Consistent with national defense, the Federal Government has a responsibility to explore and to secure the frontier. President Jefferson did right by sending Lewis and Clark to Oregon, and President Kennedy did right by sending Apollo to the Moon. We don’t know what dangers lurk in the heavens — solar storms to disrupt our weather, stray comets to vaporize our oceans, or massive meteor strikes to rain ruin onto our cities. We can’t know if we don’t look, and to dismiss the possibility and refuse to prepare for danger is suicidal recklessness. Wishes won’t make us safe, and hope is no refuge from the storm.

Human intelligence and our sense of wonder are gifts too rare and magnificent for us to follow the dinosaurs into oblivion.
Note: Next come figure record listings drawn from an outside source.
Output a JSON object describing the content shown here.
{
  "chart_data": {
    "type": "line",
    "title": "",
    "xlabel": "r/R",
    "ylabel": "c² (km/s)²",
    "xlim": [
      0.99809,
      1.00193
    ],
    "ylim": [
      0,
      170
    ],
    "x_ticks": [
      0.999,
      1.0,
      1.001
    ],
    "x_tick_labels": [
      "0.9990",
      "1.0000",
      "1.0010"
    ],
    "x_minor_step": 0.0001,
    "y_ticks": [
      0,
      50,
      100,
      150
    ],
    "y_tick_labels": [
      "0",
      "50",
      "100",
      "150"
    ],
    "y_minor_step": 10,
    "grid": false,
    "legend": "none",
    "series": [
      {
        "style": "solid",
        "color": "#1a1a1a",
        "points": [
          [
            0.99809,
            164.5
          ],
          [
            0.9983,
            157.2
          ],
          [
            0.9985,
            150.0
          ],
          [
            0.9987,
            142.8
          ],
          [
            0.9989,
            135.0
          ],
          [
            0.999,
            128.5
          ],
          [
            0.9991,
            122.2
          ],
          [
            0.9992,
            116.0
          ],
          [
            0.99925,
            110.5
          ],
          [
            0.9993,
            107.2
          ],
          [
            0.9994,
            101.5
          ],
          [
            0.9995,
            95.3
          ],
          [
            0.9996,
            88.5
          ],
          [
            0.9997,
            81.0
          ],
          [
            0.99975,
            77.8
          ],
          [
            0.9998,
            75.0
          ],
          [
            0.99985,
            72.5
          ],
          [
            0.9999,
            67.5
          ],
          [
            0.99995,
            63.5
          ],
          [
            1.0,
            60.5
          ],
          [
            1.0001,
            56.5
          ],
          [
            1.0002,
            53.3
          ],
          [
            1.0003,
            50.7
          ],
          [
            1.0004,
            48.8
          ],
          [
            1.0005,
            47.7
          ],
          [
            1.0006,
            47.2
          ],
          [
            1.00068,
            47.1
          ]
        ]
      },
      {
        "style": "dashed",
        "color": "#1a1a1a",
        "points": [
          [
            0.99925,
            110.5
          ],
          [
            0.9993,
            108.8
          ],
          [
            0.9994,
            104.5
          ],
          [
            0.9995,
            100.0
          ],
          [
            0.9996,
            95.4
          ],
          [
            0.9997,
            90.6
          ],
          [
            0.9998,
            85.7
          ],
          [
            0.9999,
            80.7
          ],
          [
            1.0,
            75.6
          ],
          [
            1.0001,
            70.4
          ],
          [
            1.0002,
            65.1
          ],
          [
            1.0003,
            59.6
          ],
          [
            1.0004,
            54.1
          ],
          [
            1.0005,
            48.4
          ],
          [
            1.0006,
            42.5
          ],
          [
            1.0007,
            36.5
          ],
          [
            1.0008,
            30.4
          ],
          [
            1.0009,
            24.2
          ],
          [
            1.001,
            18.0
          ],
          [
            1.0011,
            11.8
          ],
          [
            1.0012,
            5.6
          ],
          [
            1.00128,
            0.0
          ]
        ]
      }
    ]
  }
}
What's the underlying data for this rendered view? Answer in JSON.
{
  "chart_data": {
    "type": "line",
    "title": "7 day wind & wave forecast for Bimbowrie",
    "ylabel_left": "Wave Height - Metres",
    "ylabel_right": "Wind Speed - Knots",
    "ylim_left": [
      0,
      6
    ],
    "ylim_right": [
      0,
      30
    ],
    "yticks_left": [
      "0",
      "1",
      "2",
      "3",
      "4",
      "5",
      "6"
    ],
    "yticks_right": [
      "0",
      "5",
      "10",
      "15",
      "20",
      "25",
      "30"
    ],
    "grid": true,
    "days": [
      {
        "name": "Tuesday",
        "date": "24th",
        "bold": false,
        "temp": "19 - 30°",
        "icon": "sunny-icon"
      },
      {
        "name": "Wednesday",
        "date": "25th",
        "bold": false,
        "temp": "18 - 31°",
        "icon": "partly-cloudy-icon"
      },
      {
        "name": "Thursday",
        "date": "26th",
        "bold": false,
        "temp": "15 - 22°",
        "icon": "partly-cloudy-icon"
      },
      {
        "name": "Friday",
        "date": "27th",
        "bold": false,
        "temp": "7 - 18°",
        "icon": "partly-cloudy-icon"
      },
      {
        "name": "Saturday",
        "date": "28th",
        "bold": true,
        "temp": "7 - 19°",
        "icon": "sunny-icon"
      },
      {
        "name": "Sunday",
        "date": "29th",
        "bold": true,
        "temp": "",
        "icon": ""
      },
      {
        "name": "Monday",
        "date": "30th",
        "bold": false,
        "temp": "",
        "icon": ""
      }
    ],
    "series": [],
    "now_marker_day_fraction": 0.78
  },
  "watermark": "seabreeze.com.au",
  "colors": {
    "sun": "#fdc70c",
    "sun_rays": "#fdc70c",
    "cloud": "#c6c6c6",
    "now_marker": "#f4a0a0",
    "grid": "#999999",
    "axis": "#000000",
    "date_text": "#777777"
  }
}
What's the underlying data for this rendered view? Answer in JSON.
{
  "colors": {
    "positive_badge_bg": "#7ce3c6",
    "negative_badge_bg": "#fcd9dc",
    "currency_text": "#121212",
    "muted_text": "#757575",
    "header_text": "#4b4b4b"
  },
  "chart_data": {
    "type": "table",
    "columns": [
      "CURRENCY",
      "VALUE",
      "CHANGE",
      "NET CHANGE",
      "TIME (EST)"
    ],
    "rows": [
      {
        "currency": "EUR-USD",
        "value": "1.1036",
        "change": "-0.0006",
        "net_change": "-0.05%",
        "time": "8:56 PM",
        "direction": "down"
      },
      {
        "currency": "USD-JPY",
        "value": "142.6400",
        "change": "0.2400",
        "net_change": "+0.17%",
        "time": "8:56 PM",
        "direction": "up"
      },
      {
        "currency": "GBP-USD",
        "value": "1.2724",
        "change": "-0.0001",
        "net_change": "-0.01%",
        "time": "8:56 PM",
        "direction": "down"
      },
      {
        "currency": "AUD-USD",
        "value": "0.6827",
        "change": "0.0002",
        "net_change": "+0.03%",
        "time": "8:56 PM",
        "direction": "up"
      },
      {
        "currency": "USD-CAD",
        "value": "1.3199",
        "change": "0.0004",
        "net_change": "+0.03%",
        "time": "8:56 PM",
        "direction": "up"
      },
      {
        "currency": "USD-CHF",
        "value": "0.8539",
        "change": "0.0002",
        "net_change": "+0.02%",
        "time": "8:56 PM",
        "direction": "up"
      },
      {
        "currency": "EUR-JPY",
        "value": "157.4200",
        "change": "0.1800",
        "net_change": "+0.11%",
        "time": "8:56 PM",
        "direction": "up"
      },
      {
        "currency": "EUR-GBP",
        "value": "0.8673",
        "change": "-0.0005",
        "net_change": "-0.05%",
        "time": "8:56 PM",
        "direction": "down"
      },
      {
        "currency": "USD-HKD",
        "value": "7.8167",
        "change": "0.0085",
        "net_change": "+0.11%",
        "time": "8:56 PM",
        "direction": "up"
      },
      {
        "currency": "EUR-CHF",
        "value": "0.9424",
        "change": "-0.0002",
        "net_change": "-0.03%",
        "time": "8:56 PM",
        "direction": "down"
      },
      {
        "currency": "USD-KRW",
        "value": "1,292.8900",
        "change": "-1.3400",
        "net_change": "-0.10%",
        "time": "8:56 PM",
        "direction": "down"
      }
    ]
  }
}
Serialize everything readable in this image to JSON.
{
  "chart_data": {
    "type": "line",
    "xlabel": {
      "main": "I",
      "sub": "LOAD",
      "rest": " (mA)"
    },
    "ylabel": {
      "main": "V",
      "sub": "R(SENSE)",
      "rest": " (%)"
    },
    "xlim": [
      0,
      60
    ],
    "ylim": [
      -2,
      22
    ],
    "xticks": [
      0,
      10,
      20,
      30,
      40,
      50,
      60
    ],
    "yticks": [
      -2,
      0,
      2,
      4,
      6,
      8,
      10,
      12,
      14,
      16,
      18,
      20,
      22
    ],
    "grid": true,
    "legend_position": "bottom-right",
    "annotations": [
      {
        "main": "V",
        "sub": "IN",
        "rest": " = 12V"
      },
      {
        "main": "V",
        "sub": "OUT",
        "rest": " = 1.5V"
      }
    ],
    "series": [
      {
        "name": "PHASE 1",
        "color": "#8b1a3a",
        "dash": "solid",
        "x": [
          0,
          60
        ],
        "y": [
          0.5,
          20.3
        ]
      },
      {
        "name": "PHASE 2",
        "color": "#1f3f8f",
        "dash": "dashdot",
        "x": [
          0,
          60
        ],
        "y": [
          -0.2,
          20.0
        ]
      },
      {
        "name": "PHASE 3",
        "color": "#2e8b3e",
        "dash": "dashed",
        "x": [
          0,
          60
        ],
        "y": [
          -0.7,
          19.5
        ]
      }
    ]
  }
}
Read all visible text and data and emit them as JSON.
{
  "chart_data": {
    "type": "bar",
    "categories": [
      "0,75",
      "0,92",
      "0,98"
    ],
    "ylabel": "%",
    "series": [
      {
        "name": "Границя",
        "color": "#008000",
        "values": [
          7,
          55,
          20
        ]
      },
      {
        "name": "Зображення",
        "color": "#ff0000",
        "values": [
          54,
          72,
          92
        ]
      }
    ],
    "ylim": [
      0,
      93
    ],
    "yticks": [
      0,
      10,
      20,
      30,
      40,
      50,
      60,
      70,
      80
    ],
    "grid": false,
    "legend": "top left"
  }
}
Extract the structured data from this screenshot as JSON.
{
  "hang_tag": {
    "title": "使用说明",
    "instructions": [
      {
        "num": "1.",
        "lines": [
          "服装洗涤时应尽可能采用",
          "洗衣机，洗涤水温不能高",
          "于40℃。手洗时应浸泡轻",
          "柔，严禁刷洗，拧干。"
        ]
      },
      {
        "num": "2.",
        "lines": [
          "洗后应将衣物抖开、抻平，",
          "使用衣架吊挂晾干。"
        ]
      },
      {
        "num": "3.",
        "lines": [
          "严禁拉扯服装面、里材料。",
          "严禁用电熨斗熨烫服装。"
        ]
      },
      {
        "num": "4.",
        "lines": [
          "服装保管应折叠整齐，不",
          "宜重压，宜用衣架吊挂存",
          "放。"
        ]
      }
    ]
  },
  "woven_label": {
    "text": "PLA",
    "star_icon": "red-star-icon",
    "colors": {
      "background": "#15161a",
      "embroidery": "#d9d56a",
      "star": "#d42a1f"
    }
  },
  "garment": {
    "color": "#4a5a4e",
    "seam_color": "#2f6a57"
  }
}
But of course, the frontier isn’t all danger — neither Oregon nor Hawaii have ever threatened America, but both have enriched the Union. Likewise, there is enormous wealth in the New Frontier. The New Millennium Dawns with the promise of Life, Liberty, Prosperity, and Peace. A full belly for every hungry child. A good job for every able body. An ennobling challenge for every nimble mind. The Earth can be more fruitful, the seas richer, the air cleaner and sweeter. The future of industry is in the sky, where limitless energy awaits in the form of unfiltered sunshine, and limitless resources revolve serenely around the Sun in wide elliptical orbits between Jupiter and Mars. Let the Earth bloom as a garden, as a park, as a pasture, and as our own inviting back yard. There are fabulous riches and adventures in the outer realm, and they wait there for the people with the courage and the vision to reach out and seize them.

Toward that end, I propose that America re-establish a permanent orbital presence — a presence unstained by internationalist sentiments, unrestricted by internationalist intervention, and unimpeded by internationalist involvement.

Furthermore, I propose the establishment of a permanent settlement on the Moon, a manned mission to Mars, and that we send unmanned vessels to begin investigating the Asteroids. Do I overreach? Perhaps, but I believe that a vigorous society must overreach. To do less is to betray our posterity, and to condemn our heirs to lives of tyranny and poverty.